Muscle wasting, or atrophy, has become a sort of boogeyman in the world of health and fitness. This condition, though it can be caused by any number of illnesses, afflicts us all at some point as a result of prolonged inactivity and aging. But atrophy has a much higher cost than just a hit to your ego and the loss of your hard-earned muscle; Your health could be put in serious danger. If it’s left untreated, atrophy can lead to weakness, fatigue, an increased risk of injury and an overall lower quality of life. To be sure, exercise helps but it hasn’t proven to be effective in every case.
While you might not be currently at a high risk for atrophy, you doubtlessly want to do everything you can to hang on to your muscle. According to a new study from the University of Iowa, the solution may come from an extremely unexpected source: Unripe, green tomatoes.
Using a tool that had previously been developed by the Broad Institute of MIT and Harvard University called the Connectivity Map, researchers at the University of Iowa were eventually able to zero in on a small compound found in green tomatoes called tomatidine. After first identifying and isolating tomatidine, the researchers tested the effects of the compound on cultured human muscle cells.
Much to their pleasant surprise, tomatidine encouraged noticeable growth muscle in this controlled environment. But results achieved in a test tube cannot always be recreated in a living organism. So, the next step was to begin including tomatidine in the diet of healthy mice.
These trials produced two fascinating results: First, the mice that were fed with tomatidine were more muscular, stronger and had better endurance than the control group. Second, the tomatidine group did not experience a change in body weight. This suggests that tomatidine also has an mechanism for lowering body fat percentage, in addition to building muscle.
The researchers came to the hopeful conclusion that tomatidine causes a change in gene expression that is opposite that of muscle atrophy. Essentially, this compound seems to be the antidote for muscle wasting.
Words Of Caution
This research, while intriguing, isn’t a reason in and of itself to go stock up on green tomatoes. Why not?
First of all, as the researchers themselves noted, we don’t currently know how many green tomatoes you would need to eat to get an effective dosage of tomatidine. Since the research has only been conducted in mice thus far, we also don’t know how much tomatidine is needed to get the same effects in humans.

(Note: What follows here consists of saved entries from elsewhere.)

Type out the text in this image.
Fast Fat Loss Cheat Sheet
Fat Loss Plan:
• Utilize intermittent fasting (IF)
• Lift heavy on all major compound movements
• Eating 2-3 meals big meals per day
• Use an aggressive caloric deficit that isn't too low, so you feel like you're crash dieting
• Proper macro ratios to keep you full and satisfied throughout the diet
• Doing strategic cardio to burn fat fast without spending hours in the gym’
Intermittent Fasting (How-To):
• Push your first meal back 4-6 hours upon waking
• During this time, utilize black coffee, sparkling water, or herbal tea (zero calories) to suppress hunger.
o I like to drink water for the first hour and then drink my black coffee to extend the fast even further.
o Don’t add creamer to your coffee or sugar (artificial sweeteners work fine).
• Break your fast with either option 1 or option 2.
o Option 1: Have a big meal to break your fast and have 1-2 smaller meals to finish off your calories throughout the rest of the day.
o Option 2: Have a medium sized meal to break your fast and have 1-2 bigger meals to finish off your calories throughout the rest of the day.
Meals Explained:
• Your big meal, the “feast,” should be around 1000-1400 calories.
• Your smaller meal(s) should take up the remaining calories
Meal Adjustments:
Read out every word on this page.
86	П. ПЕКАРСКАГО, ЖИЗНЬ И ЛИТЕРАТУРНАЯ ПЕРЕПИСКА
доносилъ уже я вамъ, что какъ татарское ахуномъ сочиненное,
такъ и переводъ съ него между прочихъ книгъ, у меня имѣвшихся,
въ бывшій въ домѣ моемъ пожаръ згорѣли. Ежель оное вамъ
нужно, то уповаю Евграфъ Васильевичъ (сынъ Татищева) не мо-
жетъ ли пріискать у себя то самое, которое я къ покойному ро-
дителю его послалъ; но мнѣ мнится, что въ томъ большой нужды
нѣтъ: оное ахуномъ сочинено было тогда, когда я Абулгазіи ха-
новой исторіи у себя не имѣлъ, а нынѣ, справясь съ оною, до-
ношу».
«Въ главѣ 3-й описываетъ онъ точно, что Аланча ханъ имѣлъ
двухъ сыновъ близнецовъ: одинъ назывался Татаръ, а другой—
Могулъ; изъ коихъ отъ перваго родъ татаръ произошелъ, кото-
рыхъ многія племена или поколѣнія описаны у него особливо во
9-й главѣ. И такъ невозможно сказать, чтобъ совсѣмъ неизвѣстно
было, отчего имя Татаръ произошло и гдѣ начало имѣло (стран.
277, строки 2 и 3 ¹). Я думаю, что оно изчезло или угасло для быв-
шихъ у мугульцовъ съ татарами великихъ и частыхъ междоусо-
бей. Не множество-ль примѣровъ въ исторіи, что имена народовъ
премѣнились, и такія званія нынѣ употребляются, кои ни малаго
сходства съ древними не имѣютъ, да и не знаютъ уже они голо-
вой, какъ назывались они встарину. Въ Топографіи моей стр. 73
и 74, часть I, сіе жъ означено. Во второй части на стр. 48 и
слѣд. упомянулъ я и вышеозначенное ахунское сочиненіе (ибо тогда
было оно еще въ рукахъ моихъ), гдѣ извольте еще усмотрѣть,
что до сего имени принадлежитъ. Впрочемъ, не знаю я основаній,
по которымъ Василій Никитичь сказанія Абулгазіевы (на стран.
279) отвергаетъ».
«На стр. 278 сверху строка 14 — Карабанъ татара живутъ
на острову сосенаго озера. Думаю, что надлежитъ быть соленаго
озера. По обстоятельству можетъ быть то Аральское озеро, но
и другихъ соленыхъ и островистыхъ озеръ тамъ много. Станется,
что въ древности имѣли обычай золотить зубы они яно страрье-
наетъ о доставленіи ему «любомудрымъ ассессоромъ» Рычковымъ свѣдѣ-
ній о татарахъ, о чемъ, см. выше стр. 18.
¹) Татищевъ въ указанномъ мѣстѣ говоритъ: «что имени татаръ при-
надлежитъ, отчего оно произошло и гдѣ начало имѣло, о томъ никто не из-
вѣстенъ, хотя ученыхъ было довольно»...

Second, the team of researchers made a worrying move based on there findings: They founded their own biotech company called Emmyon with the expressed purpose finding ways to incorporate tomatidine into enriched foods and medications. The company is also exploring a similar, but weaker, compound called ursolic acid that is found in apple peels. While their motives may be completely pure, it is worrying that no other researchers have yet studied tomatidine.
Nevertheless, the current body of evidence does support the idea that green tomatoes could be an effective treatment for muscle atrophy. Not only that, tomatidine could effectively stimulate muscle growth is healthy people as well.